Some tracks required more trust on the part of the Blind Boys than others. “The Christmas Song” is one of two secular songs on the album, and Chelew admits, “I don’t think Clarence Fountain would have done it when we first worked together in 2001,” but by their third album working together, he was able to go with Chelew on the duet with Shelby Lynne.
More challenging was “Away in a Manger,” which had two obstacles. First, Fountain and Jimmy Carter—two of the three remaining Blind Boys of Alabama at the time of the recording—thought the melody was too sing-song to bother with, and recasting it as a blues with Robert Randolph didn’t help much. Guest vocalist George Clinton was the other. “George Clinton had a very different lifestyle from the Blind Boys, obviously,” Chelew says. He had a drug addiction problem, so some wondered if it was sacrilegious to sing sacred songs with him. George Scott, the third original Blind Boy, took the lead vocal and sang with Clinton, who had four baffle walls around him in the studio so that nobody had to see what he was up to.
Clinton and Carter took 12 or so passes each on the song, and Clinton performed a number of takes very differently. Chelew assumed he was trying out different approaches, but once they were done, Clinton explained that he heard them as complementary parts and wanted to use them all. “We ended up blending all of them together in the final mix,” Chelew says.
Solomon Burke joined the Blind Boys for “I Pray on Christmas,” a Harry Connick Jr. song that made Chelew think of them when he heard it while driving one holiday season. “We blues’d it up,” he says.
The session for the song fell on a Sunday, and Burke brought what seemed to be an entourage from church. He also brought fried chicken for lunch and fed everybody. Burke came with a song that he had in mind and was prepared to perform, and he had never heard Connick’s song before. Chelew played it for him a couple of times, and then Burke went into the studio to sing. “He did one take completely and that was it,” Chelew recalls. He instinctively asked him for another take, but Burke announced, Gentlemen, I think you have your track.
Chelew recorded Aaron Neville and the Blind Boys’ a cappella version of “Joy to the World” at Piety Street Studios, and he got Neville at his most natural. “It was bare bones Aaron without all the flourishes and notes that were held extra-long,” Chelew says.
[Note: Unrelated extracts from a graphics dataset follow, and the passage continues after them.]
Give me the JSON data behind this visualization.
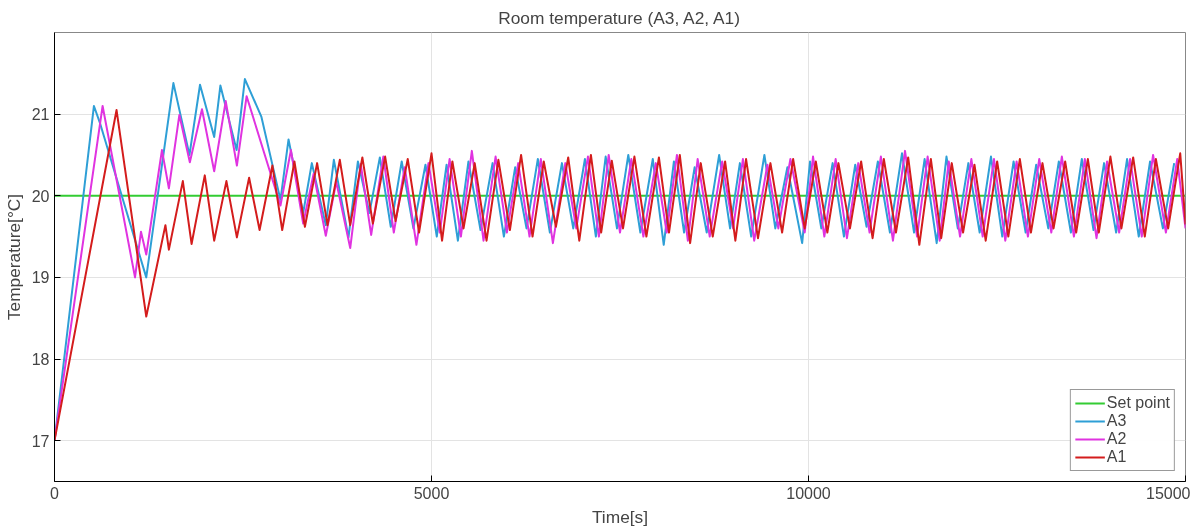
{
  "chart_data": {
    "type": "line",
    "title": "Room temperature (A3, A2, A1)",
    "xlabel": "Time[s]",
    "ylabel": "Temperature[°C]",
    "xlim": [
      0,
      15000
    ],
    "ylim": [
      16.5,
      22
    ],
    "xticks": [
      0,
      5000,
      10000,
      15000
    ],
    "yticks": [
      17,
      18,
      19,
      20,
      21
    ],
    "grid": true,
    "legend": "bottom right",
    "line_style": "solid",
    "series": [
      {
        "name": "Set point",
        "color": "#33cc33",
        "x": [
          0,
          15000
        ],
        "values": [
          20,
          20
        ]
      },
      {
        "name": "A3",
        "color": "#2e9fd6",
        "x": [
          0,
          523,
          600,
          1217,
          1577,
          1790,
          1930,
          2118,
          2200,
          2415,
          2525,
          2743,
          2997,
          3104,
          3298,
          3413,
          3598,
          3705,
          3899,
          4024,
          4177,
          4315,
          4460,
          4605,
          4760,
          4920,
          5070,
          5200,
          5350,
          5490,
          5650,
          5810,
          5960,
          6110,
          6260,
          6410,
          6570,
          6730,
          6880,
          7035,
          7180,
          7310,
          7460,
          7610,
          7770,
          7935,
          8080,
          8215,
          8350,
          8490,
          8650,
          8815,
          8960,
          9090,
          9240,
          9415,
          9560,
          9720,
          9916,
          10020,
          10170,
          10320,
          10470,
          10620,
          10770,
          10920,
          11080,
          11240,
          11400,
          11540,
          11700,
          11830,
          11980,
          12120,
          12270,
          12420,
          12570,
          12720,
          12880,
          13020,
          13180,
          13320,
          13480,
          13625,
          13780,
          13920,
          14080,
          14225,
          14380,
          14530,
          14700,
          14850
        ],
        "values": [
          17,
          21.1,
          20.9,
          19.0,
          21.38,
          20.5,
          21.36,
          20.72,
          21.35,
          20.56,
          21.43,
          20.97,
          19.95,
          20.69,
          19.79,
          20.4,
          19.64,
          20.44,
          19.49,
          20.42,
          19.79,
          20.47,
          19.62,
          20.42,
          19.6,
          20.38,
          19.5,
          20.38,
          19.45,
          20.42,
          19.58,
          20.4,
          19.5,
          20.35,
          19.6,
          20.45,
          19.55,
          20.4,
          19.6,
          20.45,
          19.5,
          20.48,
          19.6,
          20.5,
          19.55,
          20.45,
          19.4,
          20.42,
          19.55,
          20.35,
          19.55,
          20.5,
          19.6,
          20.4,
          19.5,
          20.5,
          19.6,
          20.35,
          19.42,
          20.42,
          19.6,
          20.4,
          19.5,
          20.38,
          19.62,
          20.42,
          19.55,
          20.52,
          19.55,
          20.45,
          19.42,
          20.48,
          19.6,
          20.4,
          19.55,
          20.48,
          19.5,
          20.42,
          19.55,
          20.38,
          19.6,
          20.42,
          19.55,
          20.45,
          19.58,
          20.4,
          19.55,
          20.45,
          19.5,
          20.42,
          19.6,
          20.4
        ]
      },
      {
        "name": "A2",
        "color": "#e033e0",
        "x": [
          0,
          638,
          1068,
          1147,
          1217,
          1425,
          1517,
          1656,
          1795,
          1956,
          2118,
          2271,
          2419,
          2548,
          2997,
          3136,
          3298,
          3437,
          3598,
          3737,
          3922,
          4061,
          4200,
          4361,
          4500,
          4645,
          4800,
          4960,
          5110,
          5240,
          5390,
          5535,
          5690,
          5850,
          6000,
          6150,
          6300,
          6450,
          6610,
          6775,
          6920,
          7075,
          7220,
          7350,
          7500,
          7650,
          7810,
          7975,
          8120,
          8255,
          8400,
          8530,
          8690,
          8855,
          9000,
          9130,
          9280,
          9455,
          9600,
          9760,
          9950,
          10060,
          10210,
          10360,
          10510,
          10660,
          10810,
          10960,
          11120,
          11280,
          11440,
          11580,
          11740,
          11860,
          12010,
          12160,
          12310,
          12460,
          12610,
          12760,
          12910,
          13060,
          13220,
          13360,
          13520,
          13665,
          13820,
          13960,
          14120,
          14265,
          14420,
          14570,
          14740,
          14890,
          15000
        ],
        "values": [
          17,
          21.1,
          19.0,
          19.56,
          19.28,
          20.56,
          20.09,
          20.99,
          20.41,
          21.06,
          20.3,
          21.16,
          20.37,
          21.22,
          19.88,
          20.56,
          19.66,
          20.27,
          19.51,
          20.17,
          19.36,
          20.39,
          19.52,
          20.48,
          19.55,
          20.35,
          19.4,
          20.4,
          19.55,
          20.45,
          19.5,
          20.55,
          19.45,
          20.48,
          19.55,
          20.4,
          19.5,
          20.45,
          19.42,
          20.4,
          19.6,
          20.48,
          19.5,
          20.5,
          19.55,
          20.45,
          19.5,
          20.4,
          19.55,
          20.5,
          19.45,
          20.45,
          19.5,
          20.42,
          19.6,
          20.45,
          19.45,
          20.38,
          19.6,
          20.45,
          19.55,
          20.48,
          19.5,
          20.45,
          19.48,
          20.4,
          19.55,
          20.48,
          19.45,
          20.55,
          19.5,
          20.48,
          19.45,
          20.42,
          19.5,
          20.45,
          19.5,
          20.45,
          19.45,
          20.42,
          19.5,
          20.45,
          19.55,
          20.48,
          19.5,
          20.45,
          19.48,
          20.42,
          19.55,
          20.45,
          19.5,
          20.5,
          19.55,
          20.45,
          19.6
        ]
      },
      {
        "name": "A1",
        "color": "#d41c1c",
        "x": [
          0,
          823,
          1217,
          1471,
          1517,
          1702,
          1818,
          1993,
          2118,
          2280,
          2419,
          2581,
          2720,
          2890,
          3020,
          3182,
          3321,
          3483,
          3621,
          3784,
          3922,
          4083,
          4222,
          4385,
          4523,
          4685,
          4835,
          5000,
          5140,
          5277,
          5425,
          5573,
          5730,
          5887,
          6040,
          6188,
          6340,
          6489,
          6650,
          6813,
          6960,
          7114,
          7250,
          7391,
          7540,
          7691,
          7850,
          8016,
          8150,
          8293,
          8430,
          8571,
          8730,
          8894,
          9030,
          9172,
          9330,
          9495,
          9650,
          9796,
          9950,
          10097,
          10250,
          10397,
          10550,
          10698,
          10850,
          10999,
          11160,
          11322,
          11470,
          11623,
          11760,
          11900,
          12050,
          12201,
          12350,
          12502,
          12650,
          12803,
          12950,
          13103,
          13250,
          13404,
          13550,
          13705,
          13850,
          14004,
          14150,
          14306,
          14460,
          14607,
          14770,
          14930,
          15000
        ],
        "values": [
          17,
          21.05,
          18.52,
          19.64,
          19.34,
          20.18,
          19.41,
          20.25,
          19.45,
          20.18,
          19.49,
          20.22,
          19.58,
          20.37,
          19.58,
          20.42,
          19.62,
          20.4,
          19.64,
          20.44,
          19.64,
          20.47,
          19.66,
          20.48,
          19.69,
          20.45,
          19.55,
          20.52,
          19.45,
          20.42,
          19.6,
          20.4,
          19.45,
          20.44,
          19.58,
          20.5,
          19.5,
          20.42,
          19.62,
          20.47,
          19.45,
          20.5,
          19.55,
          20.43,
          19.6,
          20.48,
          19.5,
          20.47,
          19.55,
          20.5,
          19.42,
          20.4,
          19.5,
          20.42,
          19.45,
          20.45,
          19.48,
          20.4,
          19.55,
          20.45,
          19.6,
          20.42,
          19.55,
          20.4,
          19.6,
          20.42,
          19.48,
          20.45,
          19.55,
          20.47,
          19.4,
          20.45,
          19.48,
          20.4,
          19.55,
          20.38,
          19.45,
          20.42,
          19.5,
          20.45,
          19.55,
          20.4,
          19.6,
          20.42,
          19.55,
          20.45,
          19.55,
          20.48,
          19.6,
          20.47,
          19.5,
          20.45,
          19.6,
          20.52,
          19.65
        ]
      }
    ]
  }
}
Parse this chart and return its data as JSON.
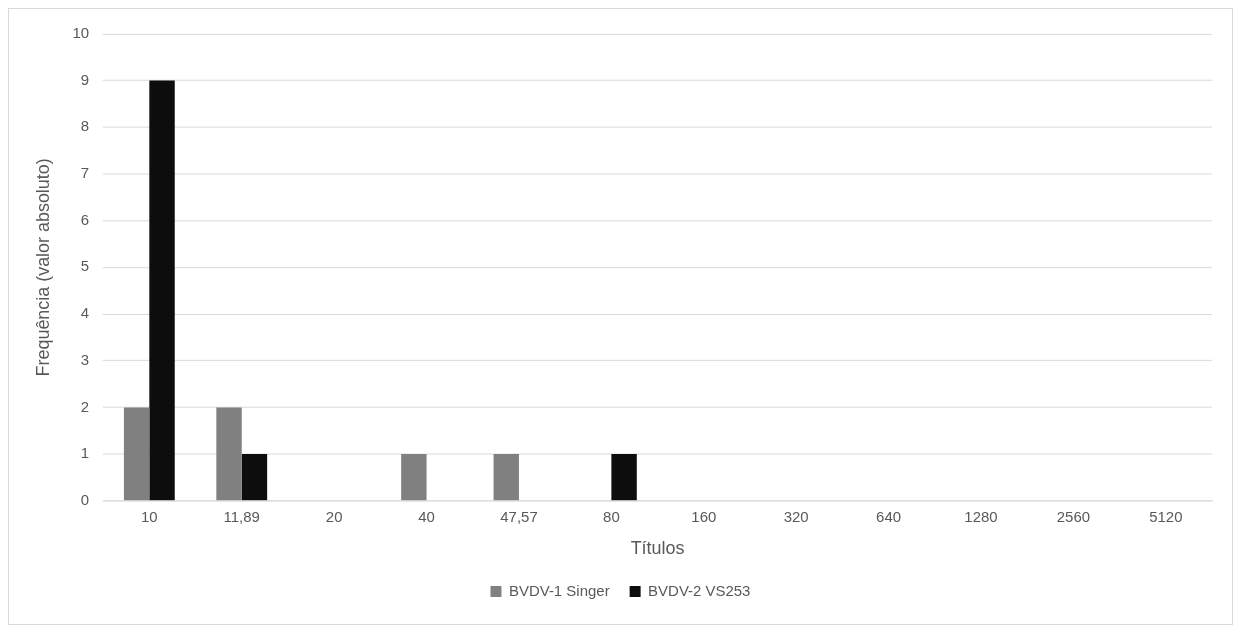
{
  "chart_data": {
    "type": "bar",
    "xlabel": "Títulos",
    "ylabel": "Frequência (valor absoluto)",
    "categories": [
      "10",
      "11,89",
      "20",
      "40",
      "47,57",
      "80",
      "160",
      "320",
      "640",
      "1280",
      "2560",
      "5120"
    ],
    "series": [
      {
        "name": "BVDV-1 Singer",
        "color": "#808080",
        "values": [
          2,
          2,
          0,
          1,
          1,
          0,
          0,
          0,
          0,
          0,
          0,
          0
        ]
      },
      {
        "name": "BVDV-2 VS253",
        "color": "#0d0d0d",
        "values": [
          9,
          1,
          0,
          0,
          0,
          1,
          0,
          0,
          0,
          0,
          0,
          0
        ]
      }
    ],
    "ylim": [
      0,
      10
    ],
    "yticks": [
      0,
      1,
      2,
      3,
      4,
      5,
      6,
      7,
      8,
      9,
      10
    ],
    "grid": "y",
    "legend": "bottom"
  }
}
It’s an Aaron Neville rarely heard these days on record, and he got it by getting to work without a lot of fanfare. Days later after Chelew had returned to Los Angeles, where he lived at the time, Neville called to say that he knew what they were looking for and he was ready. Chelew passed on the opportunity to record him again.
“I think he would have decorated it and over-sung,” Chelew says. It’s something he’d seen many singers do over the years, and those experiences made him look for ways to capture spontaneous, unpre-meditated musical choices.
“You hope the the tape machine or ProTools are running when they’re soundchecking,” he says. “First thought, best thought. When you think about it too much, you’re not going to get it.”